Analysis of the In-Reactor Creep and Rupture Life Behavior of Stabilized Austenitic Stainless Steels and the Nickel-Base Alloy Hastelloy-X
SourceAn overall evaluation of several in-reactor creep and creep-rupture experiments in BR2 and FFTF on pressurized tubes of the stabilized austenitic stainless steels 1.4970, 1.4981, 1.4988 and the Ni-base alloy Hastelloy-X is given in this report. Even at temperatures around and above 0.5 Tm the analysis of the data implies that for low stress levels the stress-induced preferred absorption (SIPA) creep process is the predominant deformation mechanism. The results show that the in-reactor rupture lives of the austenitic steels as well as the Ni-base alloy Hastelloy-X are reduced compared with the rupture lives of the corresponding material in the unirradiated and post-irradiation tested conditions, so that an additional damage mechanism via helium has to be assumed to account for the reduction in rupture life.

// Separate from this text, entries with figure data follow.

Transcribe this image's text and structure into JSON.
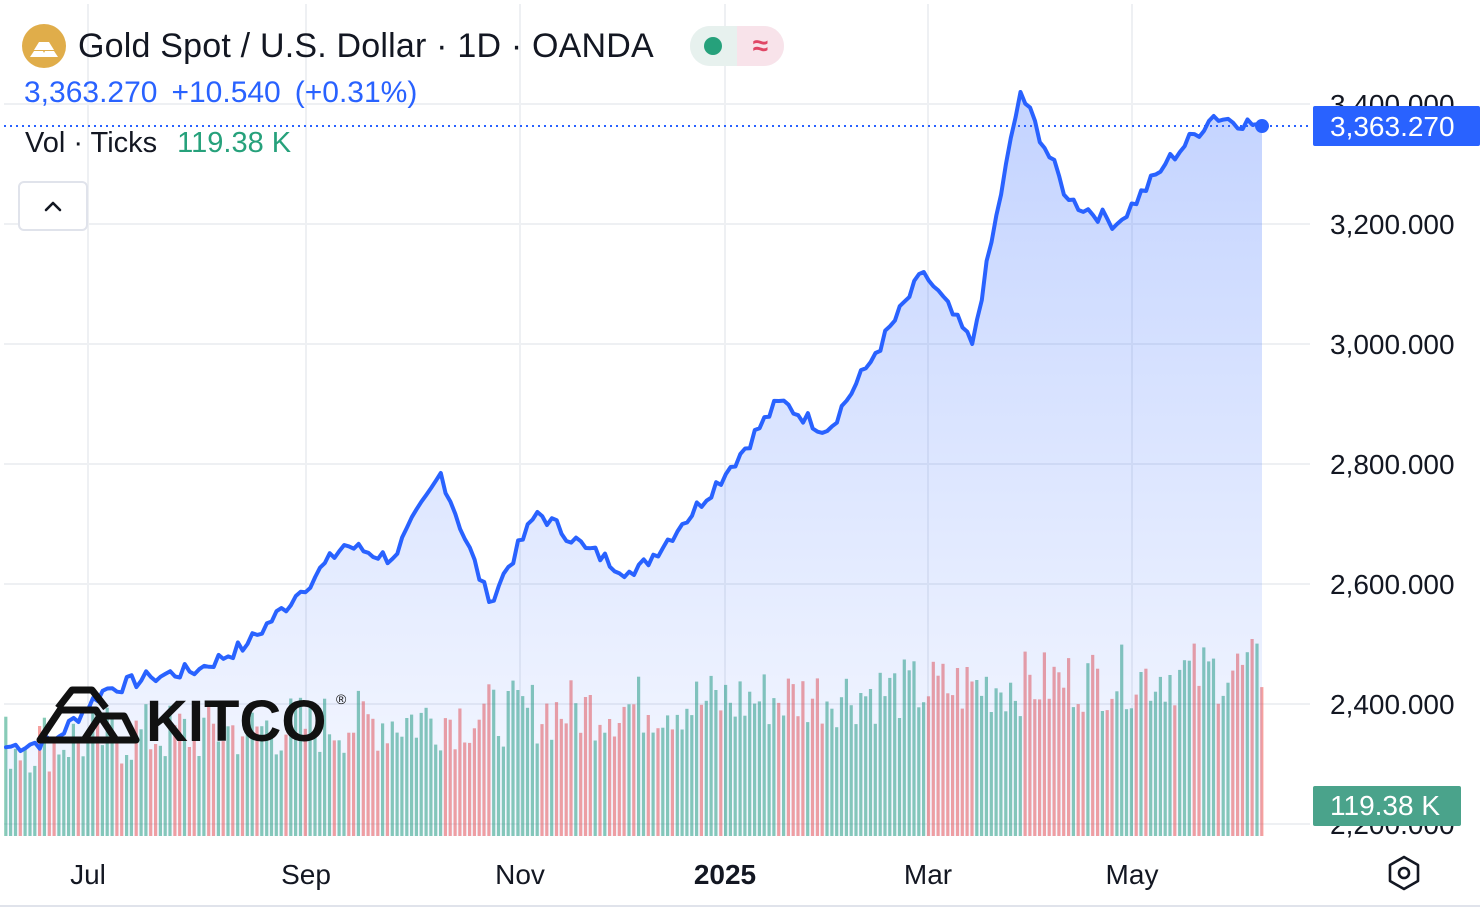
{
  "header": {
    "title": "Gold Spot / U.S. Dollar · 1D · OANDA",
    "symbol_icon": "gold-bars-icon",
    "status_icons": [
      "market-open-dot-icon",
      "delayed-data-wave-icon"
    ]
  },
  "price_info": {
    "last": "3,363.270",
    "change": "+10.540",
    "change_pct": "(+0.31%)"
  },
  "volume_info": {
    "label": "Vol · Ticks",
    "value": "119.38 K"
  },
  "watermark": {
    "text": "KITCO",
    "mark": "®"
  },
  "price_axis": {
    "ticks": [
      "2,200.000",
      "2,400.000",
      "2,600.000",
      "2,800.000",
      "3,000.000",
      "3,200.000",
      "3,400.000"
    ],
    "tick_values": [
      2200,
      2400,
      2600,
      2800,
      3000,
      3200,
      3400
    ],
    "last_price_label": "3,363.270",
    "volume_label": "119.38 K"
  },
  "time_axis": {
    "labels": [
      "Jul",
      "Sep",
      "Nov",
      "2025",
      "Mar",
      "May"
    ],
    "bold": [
      false,
      false,
      false,
      true,
      false,
      false
    ]
  },
  "colors": {
    "line": "#2962ff",
    "area_top": "#2962ff",
    "vol_up": "#26a17b",
    "vol_down": "#ef5350",
    "grid": "#eef0f3",
    "axis_text": "#131722",
    "gold": "#e0ad4a"
  },
  "chart_data": {
    "type": "area",
    "title": "Gold Spot / U.S. Dollar · 1D · OANDA",
    "xlabel": "",
    "ylabel": "",
    "ylim": [
      2200,
      3420
    ],
    "grid": true,
    "x": [
      "2024-06-18",
      "2024-07-01",
      "2024-07-15",
      "2024-08-01",
      "2024-08-15",
      "2024-09-01",
      "2024-09-15",
      "2024-10-01",
      "2024-10-15",
      "2024-10-30",
      "2024-11-14",
      "2024-11-25",
      "2024-12-10",
      "2024-12-30",
      "2025-01-15",
      "2025-02-01",
      "2025-02-11",
      "2025-02-28",
      "2025-03-15",
      "2025-03-31",
      "2025-04-08",
      "2025-04-22",
      "2025-05-01",
      "2025-05-15",
      "2025-05-28",
      "2025-06-13",
      "2025-06-27"
    ],
    "series": [
      {
        "values": [
          2328,
          2340,
          2422,
          2445,
          2458,
          2500,
          2580,
          2665,
          2642,
          2785,
          2570,
          2720,
          2660,
          2615,
          2700,
          2795,
          2905,
          2855,
          2985,
          3120,
          3000,
          3420,
          3240,
          3200,
          3300,
          3380,
          3363
        ]
      }
    ],
    "volume": {
      "label": "Vol · Ticks",
      "last": 119.38,
      "unit": "K",
      "range": [
        60,
        340
      ]
    },
    "last_value": 3363.27
  }
}
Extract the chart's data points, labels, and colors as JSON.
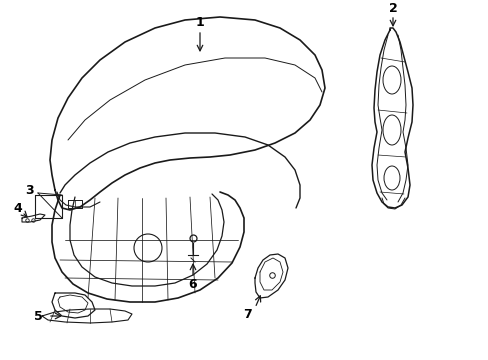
{
  "background": "#ffffff",
  "line_color": "#1a1a1a",
  "figsize": [
    4.89,
    3.6
  ],
  "dpi": 100,
  "xlim": [
    0,
    489
  ],
  "ylim": [
    0,
    360
  ]
}
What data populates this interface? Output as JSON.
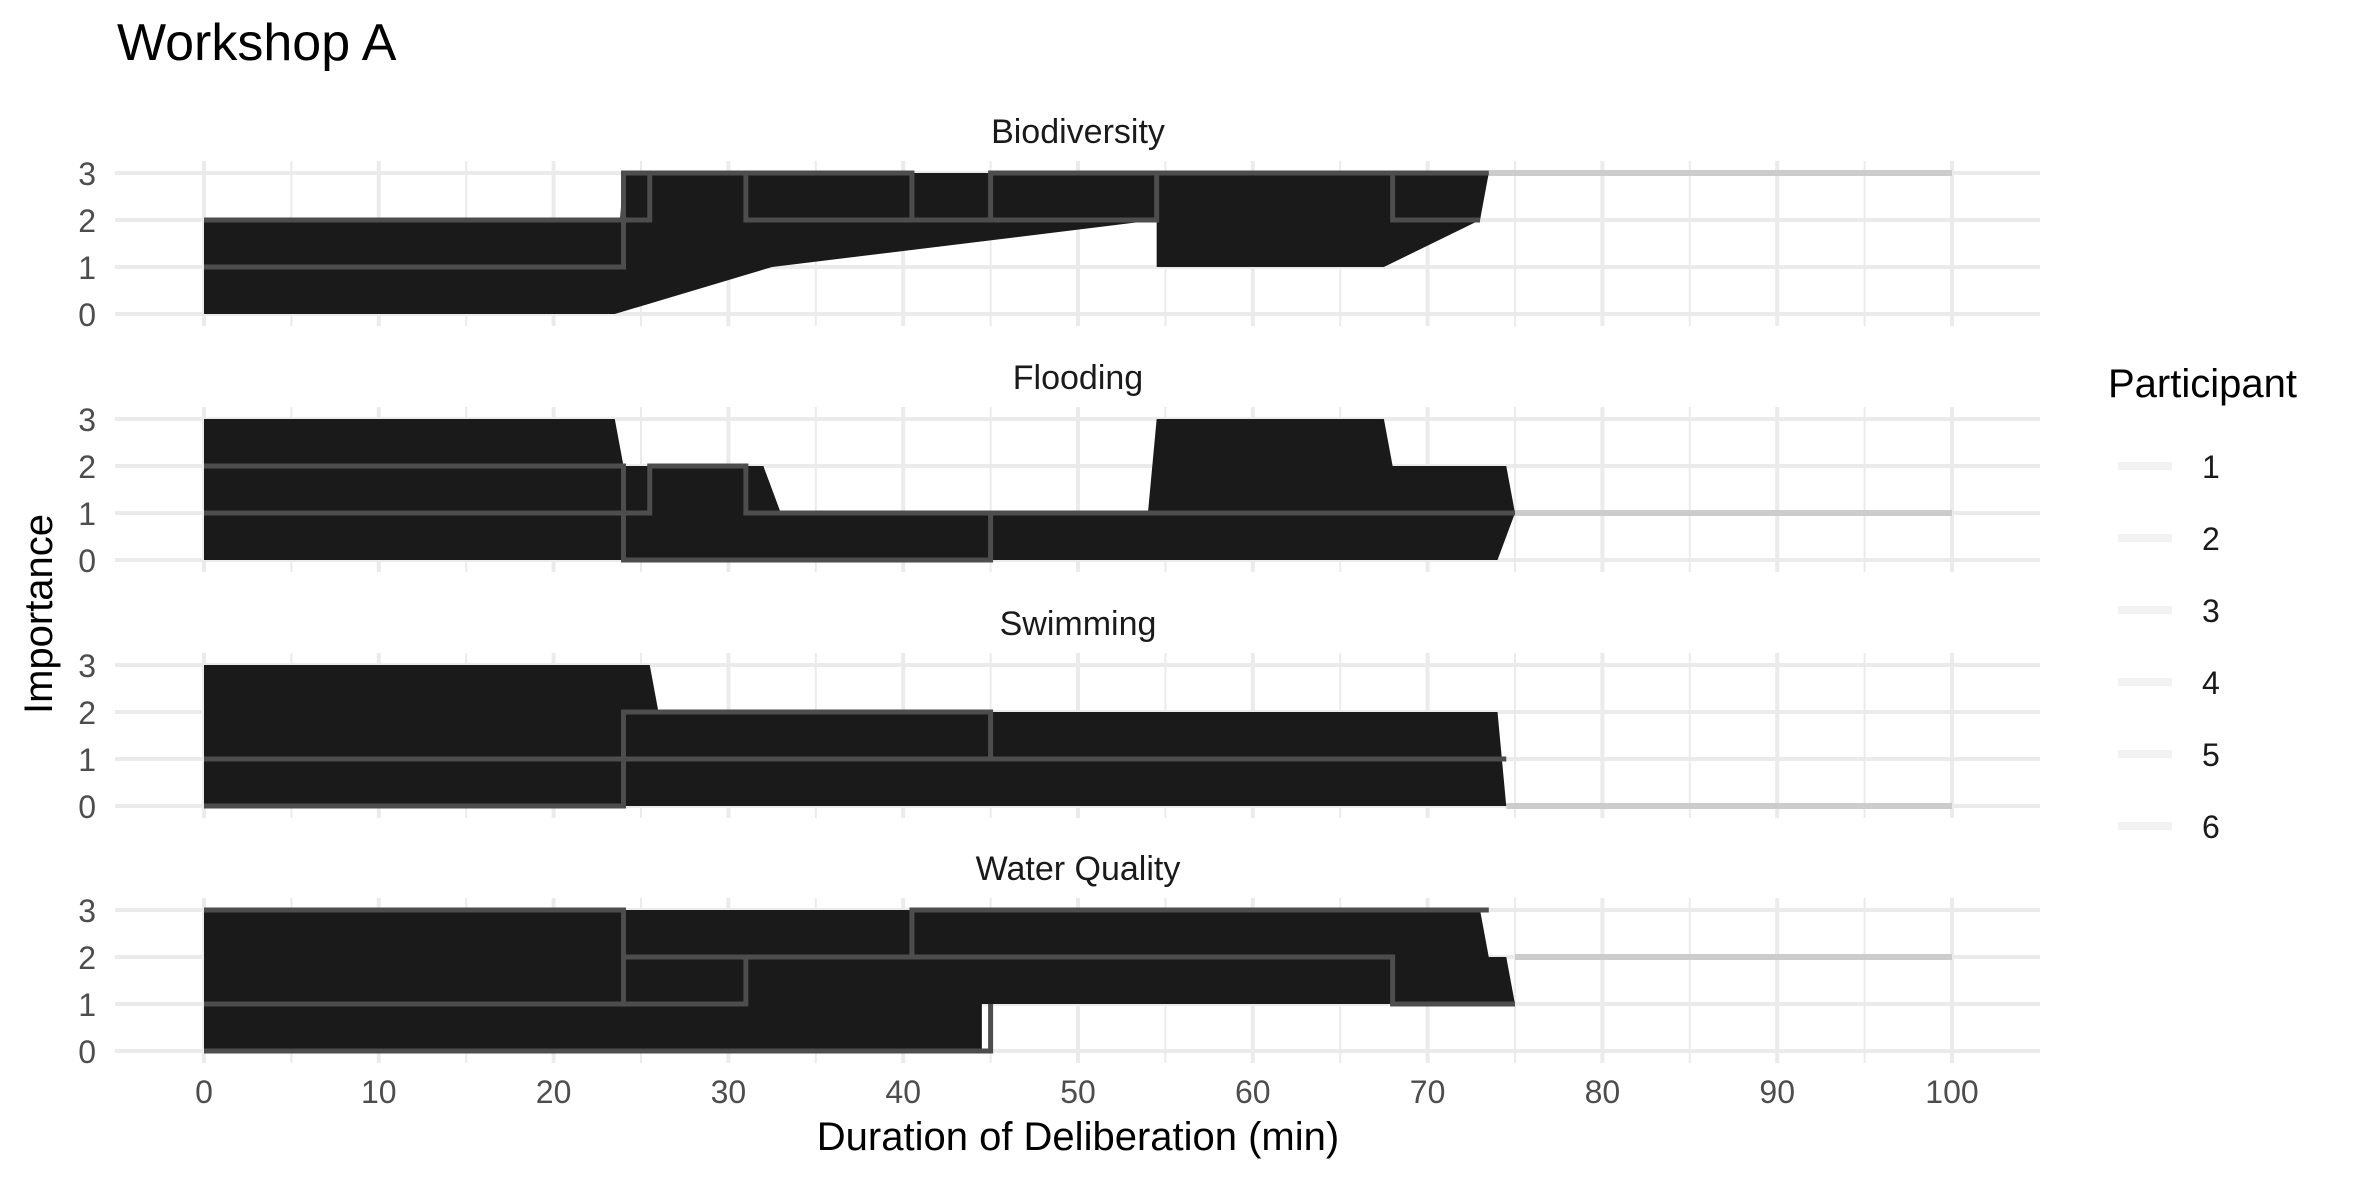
{
  "chart_data": {
    "type": "area",
    "title": "Workshop A",
    "xlabel": "Duration of Deliberation (min)",
    "ylabel": "Importance",
    "xlim": [
      0,
      100
    ],
    "ylim": [
      0,
      3
    ],
    "x_ticks": [
      "0",
      "10",
      "20",
      "30",
      "40",
      "50",
      "60",
      "70",
      "80",
      "90",
      "100"
    ],
    "y_ticks": [
      "0",
      "1",
      "2",
      "3"
    ],
    "grid": true,
    "legend": {
      "title": "Participant",
      "position": "right",
      "entries": [
        "1",
        "2",
        "3",
        "4",
        "5",
        "6"
      ]
    },
    "colors": {
      "fill": "#1a1a1a",
      "line": "#4d4d4d",
      "tail": "#cccccc",
      "grid": "#ebebeb",
      "legend_key": "#f2f2f2"
    },
    "panels": [
      {
        "name": "Biodiversity",
        "outline": [
          [
            0,
            2
          ],
          [
            23.8,
            2
          ],
          [
            24,
            3
          ],
          [
            73.5,
            3
          ],
          [
            73,
            2
          ],
          [
            67.5,
            1
          ],
          [
            54.5,
            1
          ],
          [
            54.5,
            2
          ],
          [
            32.5,
            1
          ],
          [
            23.5,
            0
          ],
          [
            0,
            0
          ]
        ],
        "lines": [
          [
            [
              0,
              1
            ],
            [
              24,
              1
            ],
            [
              24,
              3
            ],
            [
              40.5,
              3
            ],
            [
              40.5,
              2
            ],
            [
              54.5,
              2
            ],
            [
              54.5,
              3
            ],
            [
              68,
              3
            ],
            [
              68,
              2
            ],
            [
              73,
              2
            ]
          ],
          [
            [
              0,
              2
            ],
            [
              24,
              2
            ],
            [
              25.5,
              2
            ],
            [
              25.5,
              3
            ],
            [
              31,
              3
            ],
            [
              31,
              2
            ],
            [
              45,
              2
            ],
            [
              45,
              3
            ],
            [
              73.5,
              3
            ]
          ]
        ],
        "tail": [
          [
            73.5,
            3
          ],
          [
            100,
            3
          ]
        ]
      },
      {
        "name": "Flooding",
        "outline": [
          [
            0,
            3
          ],
          [
            23.5,
            3
          ],
          [
            24,
            2
          ],
          [
            32,
            2
          ],
          [
            33,
            1
          ],
          [
            54,
            1
          ],
          [
            54.5,
            3
          ],
          [
            67.5,
            3
          ],
          [
            68,
            2
          ],
          [
            74.5,
            2
          ],
          [
            75,
            1
          ],
          [
            74,
            0
          ],
          [
            0,
            0
          ]
        ],
        "lines": [
          [
            [
              0,
              2
            ],
            [
              24,
              2
            ],
            [
              24,
              0
            ],
            [
              45,
              0
            ],
            [
              45,
              1
            ],
            [
              74,
              1
            ]
          ],
          [
            [
              0,
              1
            ],
            [
              25.5,
              1
            ],
            [
              25.5,
              2
            ],
            [
              31,
              2
            ],
            [
              31,
              1
            ],
            [
              75,
              1
            ]
          ]
        ],
        "tail": [
          [
            75,
            1
          ],
          [
            100,
            1
          ]
        ]
      },
      {
        "name": "Swimming",
        "outline": [
          [
            0,
            3
          ],
          [
            25.5,
            3
          ],
          [
            26,
            2
          ],
          [
            74,
            2
          ],
          [
            74.5,
            0
          ],
          [
            0,
            0
          ]
        ],
        "lines": [
          [
            [
              0,
              1
            ],
            [
              24,
              1
            ],
            [
              24,
              2
            ],
            [
              45,
              2
            ],
            [
              45,
              1
            ],
            [
              74,
              1
            ]
          ],
          [
            [
              0,
              0
            ],
            [
              24,
              0
            ],
            [
              24,
              1
            ],
            [
              74.5,
              1
            ]
          ]
        ],
        "tail": [
          [
            74.5,
            0
          ],
          [
            100,
            0
          ]
        ]
      },
      {
        "name": "Water Quality",
        "outline": [
          [
            0,
            3
          ],
          [
            73,
            3
          ],
          [
            73.5,
            2
          ],
          [
            74.5,
            2
          ],
          [
            75,
            1
          ],
          [
            44.5,
            1
          ],
          [
            44.5,
            0
          ],
          [
            0,
            0
          ]
        ],
        "lines": [
          [
            [
              0,
              3
            ],
            [
              24,
              3
            ],
            [
              24,
              1
            ],
            [
              31,
              1
            ],
            [
              31,
              2
            ],
            [
              40.5,
              2
            ],
            [
              40.5,
              3
            ],
            [
              73.5,
              3
            ]
          ],
          [
            [
              0,
              1
            ],
            [
              24,
              1
            ],
            [
              24,
              2
            ],
            [
              68,
              2
            ],
            [
              68,
              1
            ],
            [
              75,
              1
            ]
          ],
          [
            [
              0,
              0
            ],
            [
              45,
              0
            ],
            [
              45,
              1
            ]
          ]
        ],
        "tail": [
          [
            75,
            2
          ],
          [
            100,
            2
          ]
        ]
      }
    ]
  }
}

Analytical models have been developed, which accounts for the critical variables stress, temperature, and dpa rate and which describes in a more general way the in-reactor creep and creep-rupture life behavior of the materials mentioned above. The analysis of the results indicates clearly that the use of the unirradiated and post-irradiation data for predicting in-reactor creep and failures is invalid for these materials.